NHS patient care still needs major improvement Image

NHS patient care still needs major improvement

Posted: 23/11/2012


The Patients Association has released its fourth annual report – ‘Stories from the present, lessons for the future’ - which highlights a series of catastrophic errors in care provided by the NHS.

The association is a healthcare charity which runs campaigns aimed at changing how healthcare in the UK is provided. These campaigns are based upon the motto of ‘Listening to Patients, Speaking up for Change’.

Thousands of patients and relatives call the association’s helpline each year, describing stories of poor care in hospitals and care homes around the country. The association uses these experiences to highlight the issues facing patients today, and to push forward with campaigns aimed at improving both health and social care, as well as providing support for the callers.

The new report draws on the accounts of 13 different patients or relatives, and provides an insight into where things may be going wrong for the NHS.

Examples of poor patient care include a grandmother who had bruising on her leg but died of sepsis; a dementia patient who went missing from hospital and drowned and an asthmatic teenager who died as a result of inadequate care. Other stories tell of patients often being left to soil their beds and ‘do not resuscitate orders’ being put in place without prior consultation with relatives. These types of cases have been described by Katherine Murphy, chief executive of the Patients Association, as a ‘tragic wake up call’ and clearly demonstrate a startling need for change.

The association is therefore encouraging hospital and care home staff to recognise the importance of preserving patient dignity and providing care with compassion, and is looking to spread better practice by working with health professionals.

In 2011, the association launched its Care Campaign, to which 80% of trusts have now signed up. The campaign seeks to improve care in four key areas; support with eating and drinking, assistance going to the toilet, providing adequate pain relief and communicating with compassion.

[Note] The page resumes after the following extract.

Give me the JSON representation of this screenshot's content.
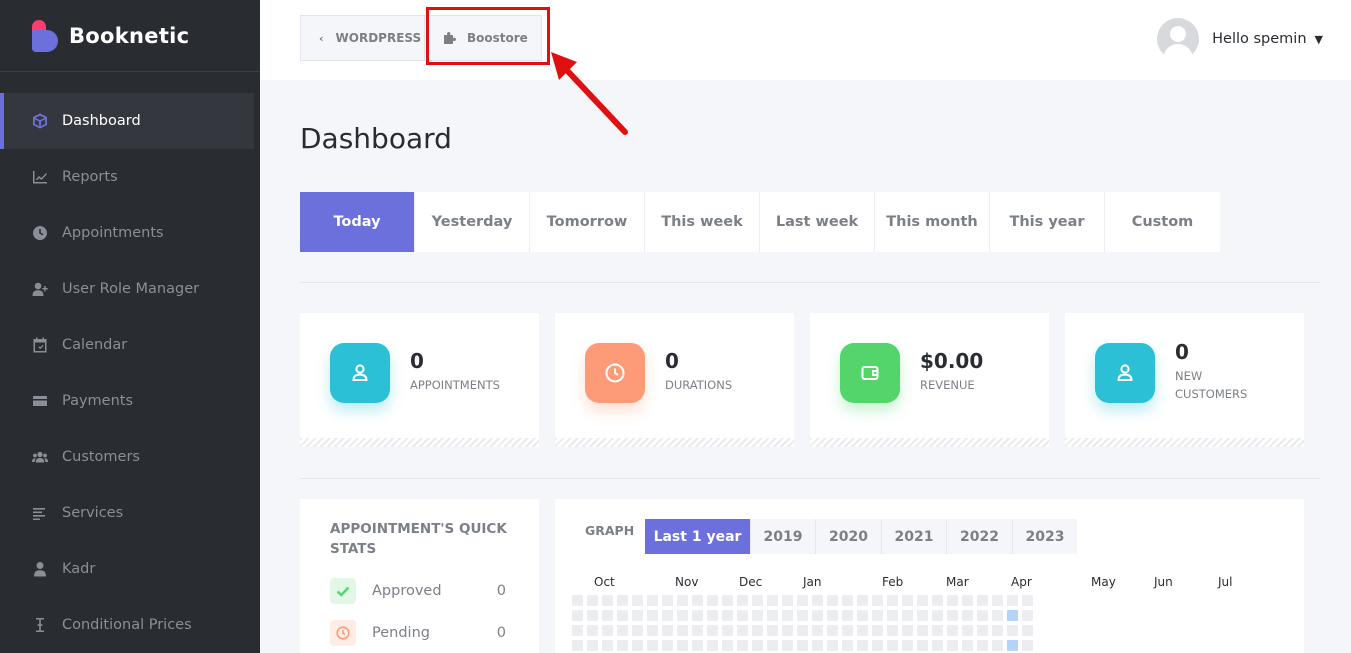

‘Stories from the present, lessons for the future’ demonstrates that a number of these four areas are still not being addressed and patients are, as a result, still being neglected. The Care Quality Commission is due to launch a ‘State of Care’ report this week which will provide details of the structural issues behind some of these stories.

Mike Farrar, chief executive of the NHS Confederation, stated: “Our purpose is to care and we need to take responsibility for the issues that really matter to the people who use our services. We should never excuse poor standards of care and we need to take bold and decisive action when we see it happening.”

It is hoped that through the association’s committed work to highlighting the failures in patient care and raising awareness of the issues, more decisive action will, in fact, be taken in the future to prevent further failings and other avoidable tragedies.